If ’78 is often considered the Year of the Vietnam War Movie because of the box-office and awards-season battle between Coming Home and The Deer Hunter, it’s informative that there is comparatively little critical work involving Coming Home, whereas The Deer Hunter has graduated to the pantheon of the classics. And I am not the guy who is going to tell you that they are in the same league. But where The Deer Hunter excels by virtue of its epic storytelling, Coming Home takes a more intimate path, and it’s an ultimately rewarding journey.
Of course, Coming Home is a very different examination of Vietnam compared to The Deer Hunter. It’s less a war movie than a post-mortem of a war movie, examining the casualties of war without ever putting the viewer in country. Surprisingly, it’s a film about relationships, and the ability (or inability) of veterans and their loved ones to communicate in the wake of the war. There’s an interesting, magnetic polarity at work; as Sally finds herself jaded by successive degrees as she comes to terms with the reality of the war, Luke is lifted out of the morass of post-war apathy and depression by Sally. Indeed, the film is most effective when it follows their uneasy intimacy to unexpected places. When Luke and Sally consummate their love, we are talked through the involved minutiae of have sex with a paraplegic man, which for me was the unquestioned emotional apex of the film. If anything, the difficulties begin here, since this moment of catharsis is only at the movie’s halfway point.
Where the film falters is in its extreme inconsistency of tone. There are quite a few moments of comic relief, but where one may succeed in easing the audience’s tension, the next may be simply jarring. The speed with which Sally seems to abandon her fervent love for Bob is also a bit difficult to swallow, the obvious physical attraction of Jon Voight over Bruce Dern notwithstanding. Why does she so spontaneously take up with an abusive disabled man immediately in the absence of her naive but much-loved husband? That Sally shows charity to a stranger from high school and not her husband despite the fact that both have been seriously wounded in battle (even if one is a physical disability and the other mental) seriously undermines the film’s message about America’s social responsibility for our veterans.

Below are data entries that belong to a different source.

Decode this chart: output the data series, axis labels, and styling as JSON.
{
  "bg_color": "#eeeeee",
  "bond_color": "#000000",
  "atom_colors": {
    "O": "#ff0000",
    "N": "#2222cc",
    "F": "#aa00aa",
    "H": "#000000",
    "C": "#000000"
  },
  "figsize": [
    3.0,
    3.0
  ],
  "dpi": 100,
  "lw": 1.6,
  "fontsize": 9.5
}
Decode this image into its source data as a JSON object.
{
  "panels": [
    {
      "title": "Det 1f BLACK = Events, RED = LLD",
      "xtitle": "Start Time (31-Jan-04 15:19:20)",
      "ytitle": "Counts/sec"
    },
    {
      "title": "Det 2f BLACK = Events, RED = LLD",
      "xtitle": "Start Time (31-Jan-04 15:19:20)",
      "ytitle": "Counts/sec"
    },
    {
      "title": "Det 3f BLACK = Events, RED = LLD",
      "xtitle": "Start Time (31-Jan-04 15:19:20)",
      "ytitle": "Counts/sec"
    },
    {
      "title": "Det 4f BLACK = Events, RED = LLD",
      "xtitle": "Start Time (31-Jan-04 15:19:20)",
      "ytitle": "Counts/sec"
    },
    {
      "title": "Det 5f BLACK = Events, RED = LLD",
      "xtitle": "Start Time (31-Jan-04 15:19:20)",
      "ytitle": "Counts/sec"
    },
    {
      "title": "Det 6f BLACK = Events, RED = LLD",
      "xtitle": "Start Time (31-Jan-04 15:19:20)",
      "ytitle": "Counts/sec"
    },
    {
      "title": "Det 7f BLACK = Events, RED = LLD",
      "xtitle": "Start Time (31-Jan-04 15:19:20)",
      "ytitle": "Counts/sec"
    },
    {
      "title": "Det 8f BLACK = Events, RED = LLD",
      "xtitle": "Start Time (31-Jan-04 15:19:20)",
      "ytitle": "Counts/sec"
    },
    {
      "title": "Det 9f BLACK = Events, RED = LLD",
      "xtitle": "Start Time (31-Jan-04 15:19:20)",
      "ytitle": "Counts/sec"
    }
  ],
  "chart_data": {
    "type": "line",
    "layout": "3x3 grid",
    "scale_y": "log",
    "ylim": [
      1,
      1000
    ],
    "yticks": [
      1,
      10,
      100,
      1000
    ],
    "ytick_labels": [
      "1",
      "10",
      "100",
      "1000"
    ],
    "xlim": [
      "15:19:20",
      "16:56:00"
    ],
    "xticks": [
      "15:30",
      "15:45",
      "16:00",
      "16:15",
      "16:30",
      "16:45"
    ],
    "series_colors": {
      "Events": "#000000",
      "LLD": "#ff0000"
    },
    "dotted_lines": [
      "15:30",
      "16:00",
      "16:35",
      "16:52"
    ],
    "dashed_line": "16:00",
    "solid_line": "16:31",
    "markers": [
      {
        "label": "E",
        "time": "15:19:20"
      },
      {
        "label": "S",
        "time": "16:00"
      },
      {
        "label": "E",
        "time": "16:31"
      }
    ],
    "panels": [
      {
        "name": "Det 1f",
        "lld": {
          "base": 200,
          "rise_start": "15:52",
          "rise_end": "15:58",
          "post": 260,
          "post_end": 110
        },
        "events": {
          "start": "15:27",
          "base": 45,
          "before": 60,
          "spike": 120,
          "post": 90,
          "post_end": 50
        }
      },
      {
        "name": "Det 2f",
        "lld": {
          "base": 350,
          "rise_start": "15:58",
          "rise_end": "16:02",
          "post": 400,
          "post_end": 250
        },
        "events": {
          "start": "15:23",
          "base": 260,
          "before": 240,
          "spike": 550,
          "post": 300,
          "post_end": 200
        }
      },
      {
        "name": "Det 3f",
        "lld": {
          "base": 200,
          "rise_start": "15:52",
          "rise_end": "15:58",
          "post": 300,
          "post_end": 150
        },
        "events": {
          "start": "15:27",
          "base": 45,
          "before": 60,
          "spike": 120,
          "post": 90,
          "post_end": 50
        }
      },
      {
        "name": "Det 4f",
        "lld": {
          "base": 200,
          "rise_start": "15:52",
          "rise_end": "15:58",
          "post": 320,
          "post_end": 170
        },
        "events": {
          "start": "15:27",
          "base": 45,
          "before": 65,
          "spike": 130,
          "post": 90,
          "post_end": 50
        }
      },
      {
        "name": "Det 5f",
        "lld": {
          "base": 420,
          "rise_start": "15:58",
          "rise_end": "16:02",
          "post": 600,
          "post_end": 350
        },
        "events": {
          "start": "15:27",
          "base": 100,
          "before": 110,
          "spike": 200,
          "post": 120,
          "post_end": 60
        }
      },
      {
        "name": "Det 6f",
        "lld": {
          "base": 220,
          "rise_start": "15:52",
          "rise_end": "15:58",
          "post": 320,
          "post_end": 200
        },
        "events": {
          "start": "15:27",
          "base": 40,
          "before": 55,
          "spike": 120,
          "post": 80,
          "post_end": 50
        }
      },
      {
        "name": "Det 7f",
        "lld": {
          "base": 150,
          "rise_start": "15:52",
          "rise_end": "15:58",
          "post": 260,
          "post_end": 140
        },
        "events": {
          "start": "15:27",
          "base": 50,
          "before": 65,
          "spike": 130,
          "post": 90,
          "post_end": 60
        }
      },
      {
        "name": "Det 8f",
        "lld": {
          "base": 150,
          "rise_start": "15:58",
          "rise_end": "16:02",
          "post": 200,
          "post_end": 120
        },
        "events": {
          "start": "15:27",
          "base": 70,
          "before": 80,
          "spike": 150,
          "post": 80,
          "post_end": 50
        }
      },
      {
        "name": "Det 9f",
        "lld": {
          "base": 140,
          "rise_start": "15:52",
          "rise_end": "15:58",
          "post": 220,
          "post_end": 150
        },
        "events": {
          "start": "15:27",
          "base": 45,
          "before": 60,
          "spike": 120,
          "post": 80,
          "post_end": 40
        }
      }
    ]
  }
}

Still, Coming Home is amazingly complex in its portrayal of the variety of veteran experiences, and the three capital-letter Powerhouse Performances from Voight, Dern and Jane Fonda are unforgettable. The soundtrack is stunning, not simply because of its scope (Dylan, The Stones, The Beatles, Hendrix, Simon & Garfunkel) but because of the filmmakers’ ingenious use of these songs to heighten emotions and accent moments while shifting in and out of background and diagesis. There is a whole paper just waiting to be written about the use of music in this film! But I digress; my review grows long!
Though comparisons are inevitable, I left Coming Home with a hesitancy to hold it to the same standards as The Deer Hunter. Both are invaluable documents of wartime experience, and both feel uncomfortably urgent as the Iraq War extends off into infinity. Coming Home may have structural problems and a messy emotional arc, but it manages to stay on the rails and deliver an eloquent examination of the personal costs of war.